A world shearing record bid by Te Kuiti gun Stacey Te Huia is officially over, although he's carrying on in search of a personal goal of shearing 700 in nine hours for the first time.

In a packed and hot Te Hape woolshed just east of Benneydale today, judges convenor Eddie Archer called time just after 2.45pm, at the end of the fourth run, with a tally of 566 ewes shorn but 156 still needed in the last hour and 45 minutes to break the record of 721 set by southern Hawkes Bay shearer Rodney Sutton six years ago.

Needing an average of an unprecedented 147 in each of the two afternoon runs, Te Huia dropped further off the pace, and by afternoon smoko when the judges retired he had run-tallies of 149 for the first run of two hours, and 141, 140 and 136 for the next three of one hour 45 minutes each.

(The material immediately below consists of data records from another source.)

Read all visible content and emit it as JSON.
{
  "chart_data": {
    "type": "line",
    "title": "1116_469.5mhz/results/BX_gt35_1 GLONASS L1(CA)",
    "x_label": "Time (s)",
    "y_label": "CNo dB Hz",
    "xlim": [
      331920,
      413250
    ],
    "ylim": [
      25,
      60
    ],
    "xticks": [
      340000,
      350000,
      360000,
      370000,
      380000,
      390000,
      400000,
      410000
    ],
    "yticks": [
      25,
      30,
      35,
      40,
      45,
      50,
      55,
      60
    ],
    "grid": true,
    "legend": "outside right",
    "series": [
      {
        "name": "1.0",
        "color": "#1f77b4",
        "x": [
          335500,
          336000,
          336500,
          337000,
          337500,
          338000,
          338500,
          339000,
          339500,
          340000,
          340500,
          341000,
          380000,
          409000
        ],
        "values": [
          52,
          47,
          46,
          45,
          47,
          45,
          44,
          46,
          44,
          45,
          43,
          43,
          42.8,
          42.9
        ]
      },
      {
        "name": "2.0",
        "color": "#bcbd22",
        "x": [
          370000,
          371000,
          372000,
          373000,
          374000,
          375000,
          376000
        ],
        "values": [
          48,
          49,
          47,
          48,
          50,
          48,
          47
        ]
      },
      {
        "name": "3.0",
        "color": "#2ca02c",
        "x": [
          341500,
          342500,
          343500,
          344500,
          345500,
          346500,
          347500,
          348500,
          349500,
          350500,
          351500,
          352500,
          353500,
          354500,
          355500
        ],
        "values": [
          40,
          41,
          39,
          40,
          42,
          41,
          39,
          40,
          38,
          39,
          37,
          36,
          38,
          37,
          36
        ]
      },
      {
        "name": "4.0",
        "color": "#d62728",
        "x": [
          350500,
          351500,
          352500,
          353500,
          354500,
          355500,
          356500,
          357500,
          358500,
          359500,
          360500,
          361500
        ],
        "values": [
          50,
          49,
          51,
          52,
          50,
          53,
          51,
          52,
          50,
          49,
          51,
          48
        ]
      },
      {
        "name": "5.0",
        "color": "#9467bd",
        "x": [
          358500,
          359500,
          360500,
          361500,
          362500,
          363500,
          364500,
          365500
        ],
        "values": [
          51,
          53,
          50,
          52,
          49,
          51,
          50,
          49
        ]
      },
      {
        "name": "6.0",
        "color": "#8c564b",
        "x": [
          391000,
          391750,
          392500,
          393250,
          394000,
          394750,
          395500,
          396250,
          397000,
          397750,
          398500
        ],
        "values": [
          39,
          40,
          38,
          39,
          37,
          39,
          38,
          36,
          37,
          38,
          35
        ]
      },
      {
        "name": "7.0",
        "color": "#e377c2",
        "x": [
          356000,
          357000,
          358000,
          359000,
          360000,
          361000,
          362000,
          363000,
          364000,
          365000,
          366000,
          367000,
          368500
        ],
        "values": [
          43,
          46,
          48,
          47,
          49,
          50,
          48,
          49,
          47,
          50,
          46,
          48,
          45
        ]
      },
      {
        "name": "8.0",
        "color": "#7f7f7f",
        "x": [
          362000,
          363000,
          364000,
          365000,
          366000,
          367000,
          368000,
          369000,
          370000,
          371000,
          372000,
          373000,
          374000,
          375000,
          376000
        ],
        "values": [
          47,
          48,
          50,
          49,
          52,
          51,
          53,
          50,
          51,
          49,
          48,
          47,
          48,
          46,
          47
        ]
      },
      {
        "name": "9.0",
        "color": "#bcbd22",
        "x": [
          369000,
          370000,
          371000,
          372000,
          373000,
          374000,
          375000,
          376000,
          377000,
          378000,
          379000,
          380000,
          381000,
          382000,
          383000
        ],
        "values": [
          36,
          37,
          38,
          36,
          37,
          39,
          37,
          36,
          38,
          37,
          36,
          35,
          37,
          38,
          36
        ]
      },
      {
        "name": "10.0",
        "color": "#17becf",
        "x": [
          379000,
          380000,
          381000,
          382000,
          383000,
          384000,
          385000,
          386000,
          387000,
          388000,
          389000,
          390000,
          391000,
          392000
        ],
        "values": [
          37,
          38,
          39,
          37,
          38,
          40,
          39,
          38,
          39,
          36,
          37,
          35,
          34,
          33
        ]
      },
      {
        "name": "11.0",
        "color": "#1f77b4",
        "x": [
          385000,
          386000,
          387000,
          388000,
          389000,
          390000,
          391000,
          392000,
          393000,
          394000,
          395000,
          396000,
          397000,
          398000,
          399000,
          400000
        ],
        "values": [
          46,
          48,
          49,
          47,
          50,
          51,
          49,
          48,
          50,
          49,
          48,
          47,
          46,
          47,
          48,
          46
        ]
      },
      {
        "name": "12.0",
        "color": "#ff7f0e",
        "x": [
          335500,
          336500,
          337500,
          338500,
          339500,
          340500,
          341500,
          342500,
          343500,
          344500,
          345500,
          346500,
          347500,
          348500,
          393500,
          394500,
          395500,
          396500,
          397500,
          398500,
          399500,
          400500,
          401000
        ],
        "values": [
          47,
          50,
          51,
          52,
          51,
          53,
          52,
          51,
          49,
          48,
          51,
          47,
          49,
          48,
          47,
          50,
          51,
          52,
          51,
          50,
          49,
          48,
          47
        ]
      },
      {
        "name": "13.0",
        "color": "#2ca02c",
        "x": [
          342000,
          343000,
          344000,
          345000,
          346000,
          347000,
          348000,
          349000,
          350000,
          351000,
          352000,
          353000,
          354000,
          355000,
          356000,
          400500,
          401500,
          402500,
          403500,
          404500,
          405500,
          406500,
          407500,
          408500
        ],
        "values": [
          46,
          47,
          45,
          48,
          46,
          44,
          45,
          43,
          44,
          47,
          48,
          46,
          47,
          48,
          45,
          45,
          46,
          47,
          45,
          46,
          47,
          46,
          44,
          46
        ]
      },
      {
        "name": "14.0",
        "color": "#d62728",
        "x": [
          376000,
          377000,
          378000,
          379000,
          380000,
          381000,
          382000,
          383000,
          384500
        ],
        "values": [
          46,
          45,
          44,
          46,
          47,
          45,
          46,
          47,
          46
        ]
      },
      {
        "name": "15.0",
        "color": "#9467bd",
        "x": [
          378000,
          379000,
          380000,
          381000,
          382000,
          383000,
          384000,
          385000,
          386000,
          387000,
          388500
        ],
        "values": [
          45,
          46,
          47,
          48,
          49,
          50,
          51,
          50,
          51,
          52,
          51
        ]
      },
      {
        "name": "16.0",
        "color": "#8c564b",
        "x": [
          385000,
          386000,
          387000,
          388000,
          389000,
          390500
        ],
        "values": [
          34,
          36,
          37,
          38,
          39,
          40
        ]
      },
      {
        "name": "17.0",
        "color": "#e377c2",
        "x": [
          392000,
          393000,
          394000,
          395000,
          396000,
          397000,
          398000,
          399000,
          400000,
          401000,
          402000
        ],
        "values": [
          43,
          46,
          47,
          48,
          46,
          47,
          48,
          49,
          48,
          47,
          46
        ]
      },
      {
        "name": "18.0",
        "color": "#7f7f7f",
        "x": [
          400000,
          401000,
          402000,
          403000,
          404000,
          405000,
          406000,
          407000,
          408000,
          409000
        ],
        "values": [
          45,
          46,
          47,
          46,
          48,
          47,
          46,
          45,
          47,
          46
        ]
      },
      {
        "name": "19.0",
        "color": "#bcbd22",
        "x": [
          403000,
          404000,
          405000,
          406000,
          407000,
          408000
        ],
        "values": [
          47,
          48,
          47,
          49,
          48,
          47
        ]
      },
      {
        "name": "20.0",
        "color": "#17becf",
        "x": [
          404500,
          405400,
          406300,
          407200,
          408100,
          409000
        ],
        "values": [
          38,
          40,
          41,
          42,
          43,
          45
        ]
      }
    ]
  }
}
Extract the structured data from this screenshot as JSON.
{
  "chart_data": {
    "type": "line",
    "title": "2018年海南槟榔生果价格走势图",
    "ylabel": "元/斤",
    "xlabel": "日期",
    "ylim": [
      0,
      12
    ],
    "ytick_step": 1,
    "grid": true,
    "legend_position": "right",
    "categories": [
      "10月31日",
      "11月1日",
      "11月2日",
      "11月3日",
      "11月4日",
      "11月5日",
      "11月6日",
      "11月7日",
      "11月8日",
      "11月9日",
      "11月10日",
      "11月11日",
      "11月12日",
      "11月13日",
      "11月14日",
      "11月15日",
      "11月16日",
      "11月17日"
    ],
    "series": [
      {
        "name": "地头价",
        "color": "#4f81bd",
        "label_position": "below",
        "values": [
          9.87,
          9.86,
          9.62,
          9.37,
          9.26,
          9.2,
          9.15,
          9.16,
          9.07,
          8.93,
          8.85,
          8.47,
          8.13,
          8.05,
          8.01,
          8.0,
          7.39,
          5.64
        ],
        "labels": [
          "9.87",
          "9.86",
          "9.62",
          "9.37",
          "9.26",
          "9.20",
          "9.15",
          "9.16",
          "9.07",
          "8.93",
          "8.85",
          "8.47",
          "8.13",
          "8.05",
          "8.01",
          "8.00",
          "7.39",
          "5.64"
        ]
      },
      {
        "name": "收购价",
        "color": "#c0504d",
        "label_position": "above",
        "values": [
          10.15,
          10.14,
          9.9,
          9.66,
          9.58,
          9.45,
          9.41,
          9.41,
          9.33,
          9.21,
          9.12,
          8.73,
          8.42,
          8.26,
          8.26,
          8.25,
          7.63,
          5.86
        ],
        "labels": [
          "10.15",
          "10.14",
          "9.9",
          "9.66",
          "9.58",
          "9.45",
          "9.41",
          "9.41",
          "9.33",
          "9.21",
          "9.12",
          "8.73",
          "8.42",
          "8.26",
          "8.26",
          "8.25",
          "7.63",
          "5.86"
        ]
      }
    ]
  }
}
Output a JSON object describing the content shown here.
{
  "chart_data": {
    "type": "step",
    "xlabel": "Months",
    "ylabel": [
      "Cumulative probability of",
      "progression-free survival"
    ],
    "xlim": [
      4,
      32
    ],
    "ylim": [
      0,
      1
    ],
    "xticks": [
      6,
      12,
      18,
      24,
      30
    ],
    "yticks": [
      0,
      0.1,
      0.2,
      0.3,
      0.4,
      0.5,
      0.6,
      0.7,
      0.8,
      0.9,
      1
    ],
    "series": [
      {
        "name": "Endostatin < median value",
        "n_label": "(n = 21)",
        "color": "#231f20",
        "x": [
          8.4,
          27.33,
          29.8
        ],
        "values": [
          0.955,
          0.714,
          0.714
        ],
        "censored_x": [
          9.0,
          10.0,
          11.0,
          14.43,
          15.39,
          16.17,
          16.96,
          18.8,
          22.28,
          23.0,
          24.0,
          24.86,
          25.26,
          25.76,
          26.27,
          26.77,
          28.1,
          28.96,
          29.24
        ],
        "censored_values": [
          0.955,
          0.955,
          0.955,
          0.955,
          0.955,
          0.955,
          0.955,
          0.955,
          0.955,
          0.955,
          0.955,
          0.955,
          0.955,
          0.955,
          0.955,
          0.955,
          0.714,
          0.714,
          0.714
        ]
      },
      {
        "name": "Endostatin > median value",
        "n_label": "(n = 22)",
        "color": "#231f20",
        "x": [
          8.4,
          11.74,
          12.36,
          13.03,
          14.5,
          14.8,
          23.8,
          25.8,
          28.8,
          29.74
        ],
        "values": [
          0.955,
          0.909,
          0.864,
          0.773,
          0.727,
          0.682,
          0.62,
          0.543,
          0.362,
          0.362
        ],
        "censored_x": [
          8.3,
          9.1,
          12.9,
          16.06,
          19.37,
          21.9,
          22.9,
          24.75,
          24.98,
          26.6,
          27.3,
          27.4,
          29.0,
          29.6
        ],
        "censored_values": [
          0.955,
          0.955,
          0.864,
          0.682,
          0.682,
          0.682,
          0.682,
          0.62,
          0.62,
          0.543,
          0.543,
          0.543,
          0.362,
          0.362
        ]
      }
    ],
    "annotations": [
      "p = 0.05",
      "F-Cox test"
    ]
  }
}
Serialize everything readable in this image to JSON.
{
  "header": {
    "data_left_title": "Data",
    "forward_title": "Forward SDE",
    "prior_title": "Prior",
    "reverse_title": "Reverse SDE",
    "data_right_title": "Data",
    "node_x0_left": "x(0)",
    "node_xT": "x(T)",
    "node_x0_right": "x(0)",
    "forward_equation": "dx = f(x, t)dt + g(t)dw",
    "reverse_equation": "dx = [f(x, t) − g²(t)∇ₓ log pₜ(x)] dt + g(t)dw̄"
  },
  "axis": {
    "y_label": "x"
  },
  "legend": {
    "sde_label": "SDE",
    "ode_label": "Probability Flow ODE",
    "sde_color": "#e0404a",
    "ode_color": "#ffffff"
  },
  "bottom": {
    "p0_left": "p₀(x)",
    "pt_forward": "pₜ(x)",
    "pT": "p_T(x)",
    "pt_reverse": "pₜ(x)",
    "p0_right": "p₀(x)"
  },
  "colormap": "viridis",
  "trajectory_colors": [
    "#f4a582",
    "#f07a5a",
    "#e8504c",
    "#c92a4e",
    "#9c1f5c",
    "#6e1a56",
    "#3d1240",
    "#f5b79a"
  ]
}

It compared with Sutton's tallies of 158, 140, 142 and 140, before shearing a final run of 141 when he set the record at Mangapehi, also in the King Country, on January 31, 2007.

Te Huia, whose best previous nine-hour tally was 674 in a two-stand record a year ago, spoke briefly and emotionally to thank the judges, a team of more than 30 helpers, and the sponsors and the crowd, and after a short break resumed at 3.13pm, shearing through to 5pm without the judges but with the shed still full of supporters.

Only four others have shorn more than 700 ewes in nine-hour record attempts, the first in 1994 by King Country legend David Fagan, who was among those guiding today's record attempt.